SUBIC BAY FREEPORT — Subic’s New Container Terminal 2 (NCT2) recently received its 100,000th container, a milestone for the port.

Subic Bay Metropolitan Authority (SBMA) chairman Roberto Garcia, who was on hand to witness unloading of the container, said the event reflected the growing number of port users transporting their goods through the Port of Subic.

In August, the port handled 83,000 containers, almost double the 43,000 recorded for the same period last year.

“As we reached the 100,000​-​mark this month, we again reached another milestone,” Garcia said.

He noted SBMA has so far been successful in marketing Subic as the only port in Luzon that has a one-stop shop.

SBMA’s hosting of two maritime summits, the formation of a Maritime Technical Group, and the agency’s aggressive maritime business marketing program “certainly helped a lot in this undertaking,” he added.

Garcia said the one-stop-shop facility inside Subic’s container terminal has been received well by brokers from Manila and Northern and Central Luzon because all the necessary documentation “stops” could be accomplished within the shop.

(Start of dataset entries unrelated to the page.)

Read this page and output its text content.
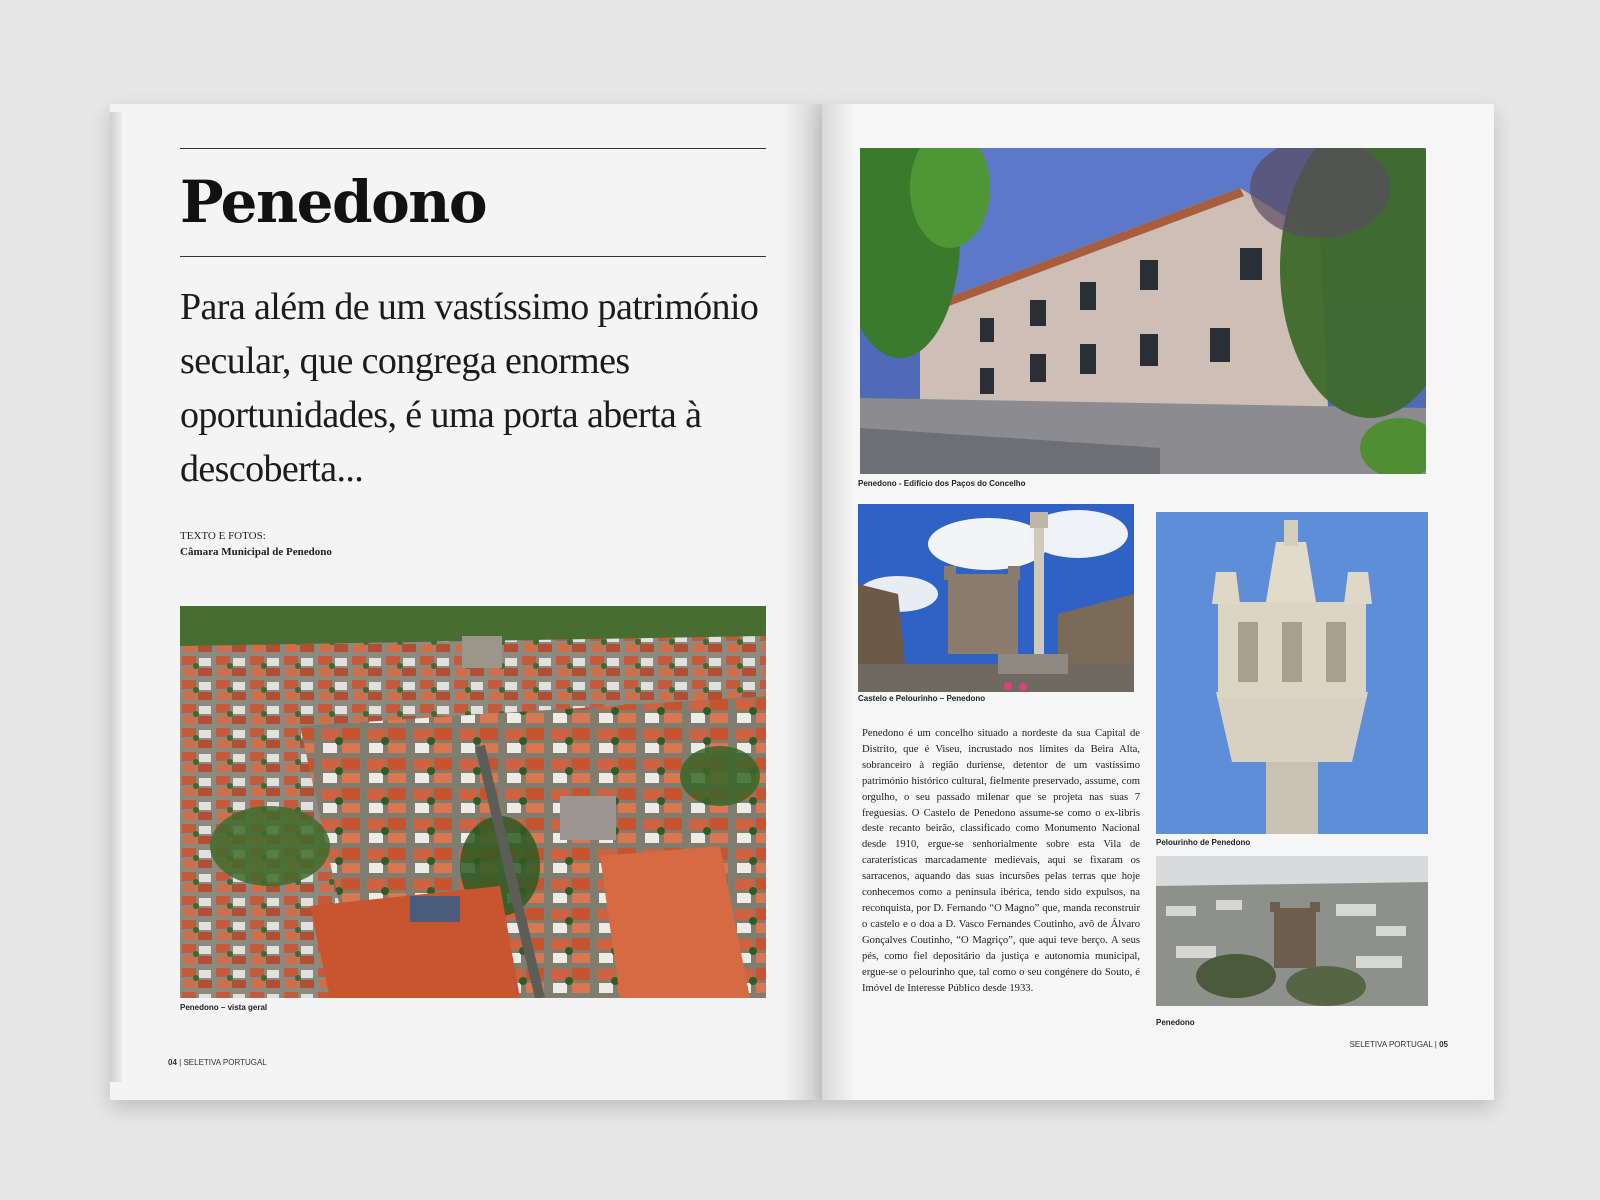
Penedono

Para além de um vastíssimo património secular, que congrega enormes oportunidades, é uma porta aberta à descoberta...

TEXTO E FOTOS:
Câmara Municipal de Penedono
Penedono – vista geral
04 | SELETIVA PORTUGAL
Penedono - Edifício dos Paços do Concelho
Castelo e Pelourinho – Penedono
Pelourinho de Penedono

Penedono é um concelho situado a nordeste da sua Capital de Distrito, que é Viseu, incrustado nos limites da Beira Alta, sobranceiro à região duriense, detentor de um vastíssimo património histórico cultural, fielmente preservado, assume, com orgulho, o seu passado milenar que se projeta nas suas 7 freguesias. O Castelo de Penedono assume-se como o ex-libris deste recanto beirão, classificado como Monumento Nacional desde 1910, ergue-se senhorialmente sobre esta Vila de caraterísticas marcadamente medievais, aqui se fixaram os sarracenos, aquando das suas incursões pelas terras que hoje conhecemos como a península ibérica, tendo sido expulsos, na reconquista, por D. Fernando “O Magno” que, manda reconstruir o castelo e o doa a D. Vasco Fernandes Coutinho, avô de Álvaro Gonçalves Coutinho, “O Magriço”, que aqui teve berço. A seus pés, como fiel depositário da justiça e autonomia municipal, ergue-se o pelourinho que, tal como o seu congénere do Souto, é Imóvel de Interesse Público desde 1933.

Penedono
SELETIVA PORTUGAL | 05
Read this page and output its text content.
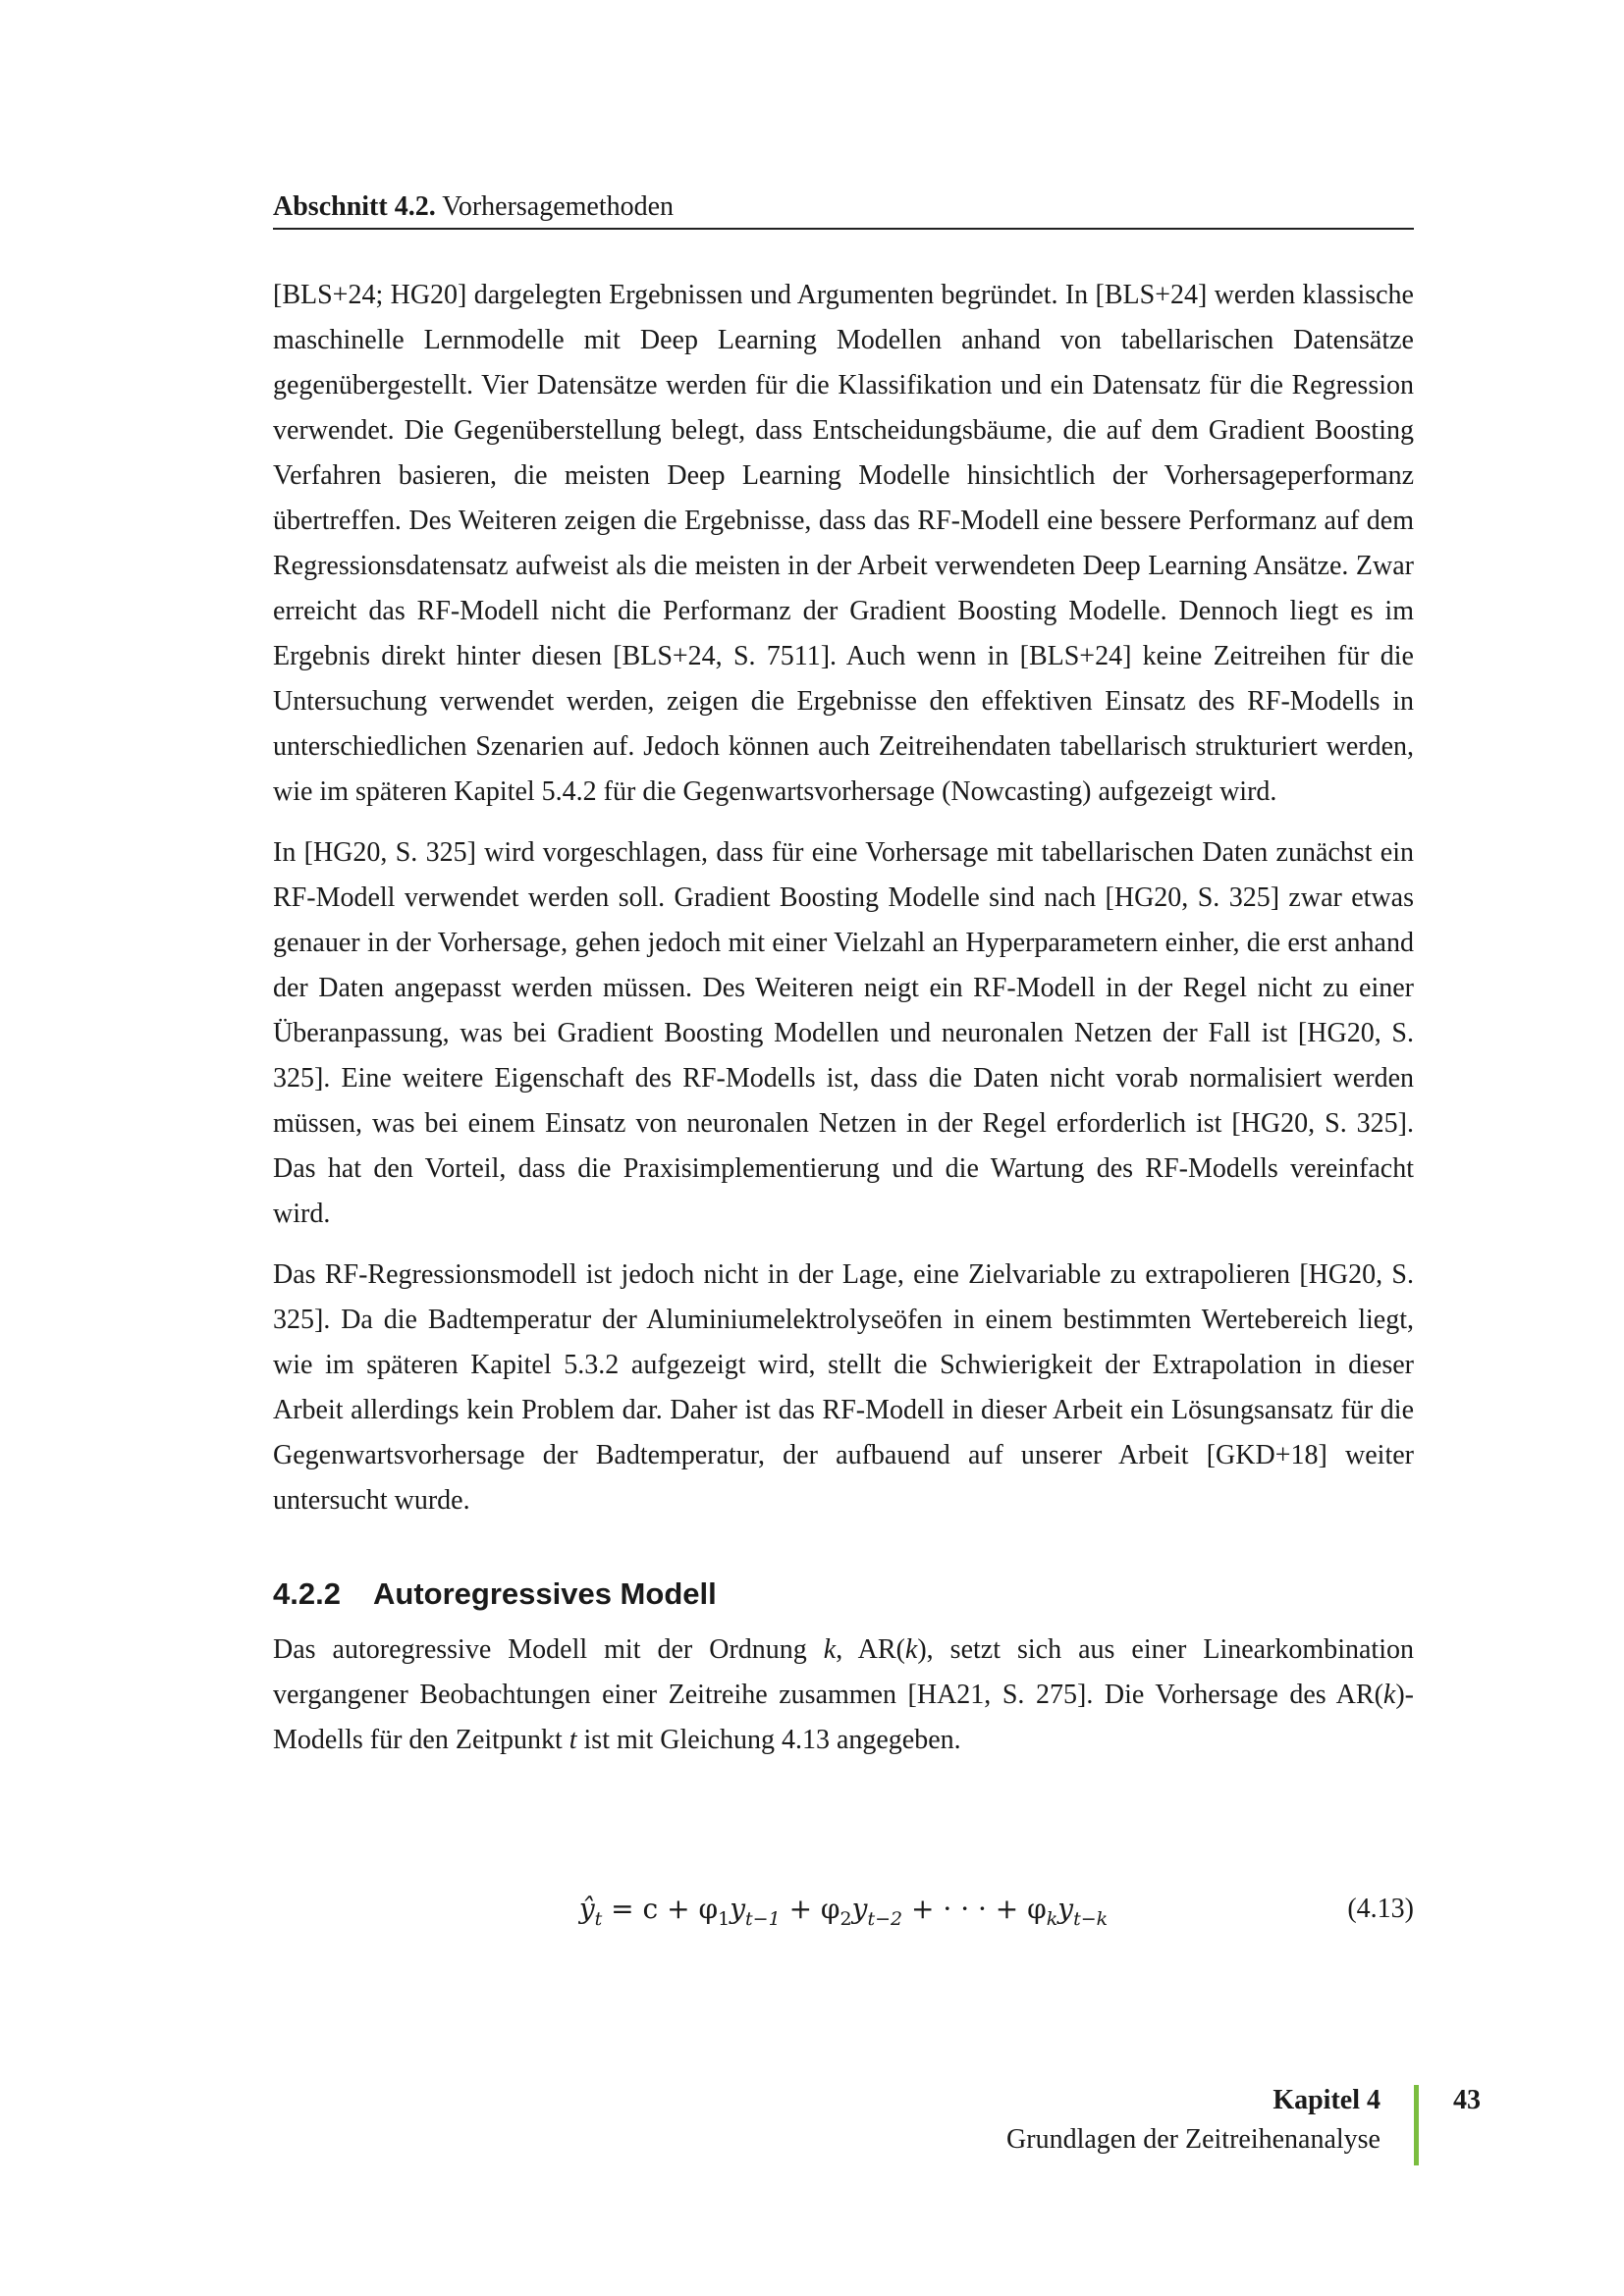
Abschnitt 4.2. Vorhersagemethoden

[BLS+24; HG20] dargelegten Ergebnissen und Argumenten begründet. In [BLS+24] werden klassische maschinelle Lernmodelle mit Deep Learning Modellen anhand von tabellarischen Datensätze gegenübergestellt. Vier Datensätze werden für die Klassifikation und ein Datensatz für die Regression verwendet. Die Gegenüberstellung belegt, dass Entscheidungsbäume, die auf dem Gradient Boosting Verfahren basieren, die meisten Deep Learning Modelle hinsichtlich der Vorhersageperformanz übertreffen. Des Weiteren zeigen die Ergebnisse, dass das RF-Modell eine bessere Performanz auf dem Regressionsdatensatz aufweist als die meisten in der Arbeit verwendeten Deep Learning Ansätze. Zwar erreicht das RF-Modell nicht die Performanz der Gradient Boosting Modelle. Dennoch liegt es im Ergebnis direkt hinter diesen [BLS+24, S. 7511]. Auch wenn in [BLS+24] keine Zeitreihen für die Untersuchung verwendet werden, zeigen die Ergebnisse den effektiven Einsatz des RF-Modells in unterschiedlichen Szenarien auf. Jedoch können auch Zeitreihendaten tabellarisch strukturiert werden, wie im späteren Kapitel 5.4.2 für die Gegenwartsvorhersage (Nowcasting) aufgezeigt wird.

In [HG20, S. 325] wird vorgeschlagen, dass für eine Vorhersage mit tabellarischen Daten zunächst ein RF-Modell verwendet werden soll. Gradient Boosting Modelle sind nach [HG20, S. 325] zwar etwas genauer in der Vorhersage, gehen jedoch mit einer Vielzahl an Hyperparametern einher, die erst anhand der Daten angepasst werden müssen. Des Weiteren neigt ein RF-Modell in der Regel nicht zu einer Überanpassung, was bei Gradient Boosting Modellen und neuronalen Netzen der Fall ist [HG20, S. 325]. Eine weitere Eigenschaft des RF-Modells ist, dass die Daten nicht vorab normalisiert werden müssen, was bei einem Einsatz von neuronalen Netzen in der Regel erforderlich ist [HG20, S. 325]. Das hat den Vorteil, dass die Praxisimplementierung und die Wartung des RF-Modells vereinfacht wird.

Das RF-Regressionsmodell ist jedoch nicht in der Lage, eine Zielvariable zu extrapolieren [HG20, S. 325]. Da die Badtemperatur der Aluminiumelektrolyseöfen in einem bestimmten Wertebereich liegt, wie im späteren Kapitel 5.3.2 aufgezeigt wird, stellt die Schwierigkeit der Extrapolation in dieser Arbeit allerdings kein Problem dar. Daher ist das RF-Modell in dieser Arbeit ein Lösungsansatz für die Gegenwartsvorhersage der Badtemperatur, der aufbauend auf unserer Arbeit [GKD+18] weiter untersucht wurde.

4.2.2 Autoregressives Modell

Das autoregressive Modell mit der Ordnung k, AR(k), setzt sich aus einer Linearkombination vergangener Beobachtungen einer Zeitreihe zusammen [HA21, S. 275]. Die Vorhersage des AR(k)-Modells für den Zeitpunkt t ist mit Gleichung 4.13 angegeben.

$ŷ_t = c + \varphi_1y_{t-1} + \varphi_2y_{t-2}$ + · · · + $\varphi_ky_{t-k}$	(4.13)
Kapitel 4
Grundlagen der Zeitreihenanalyse
43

“If your papers are in order, you can finish processing in just 30 minutes or an hour,” he explained.

Roberto Locsin, general manager of Subic Bay International Container Terminal which operates the NCT2, said the 100,000th container was unloaded from Kaohsiung by Wan Hai Lines for delivery to United Auctioneers, Inc., a heavy equipment trader in the Subic Bay Freeport.

Garcia said SBMA is expanding its seaport and is “pushing very hard to increase cargo volume here to decongest Manila Port.”

The SBMA official noted Subic is the only port in the western seaboard that still has the capacity to accommodate more containers, as the Batangas port is already 100% full.

“Before you could unload in Batangas or even in Manila, you’d be forced to wait for three to four days. In Subic, you can enter anytime, unload anytime and process your cargo anytime” he said. “We now have ​seven​ shipping lines coming to Subic on a regular basis,” he added.

Subic, as well as Batangas, became an extension port because of port congestion in Manila.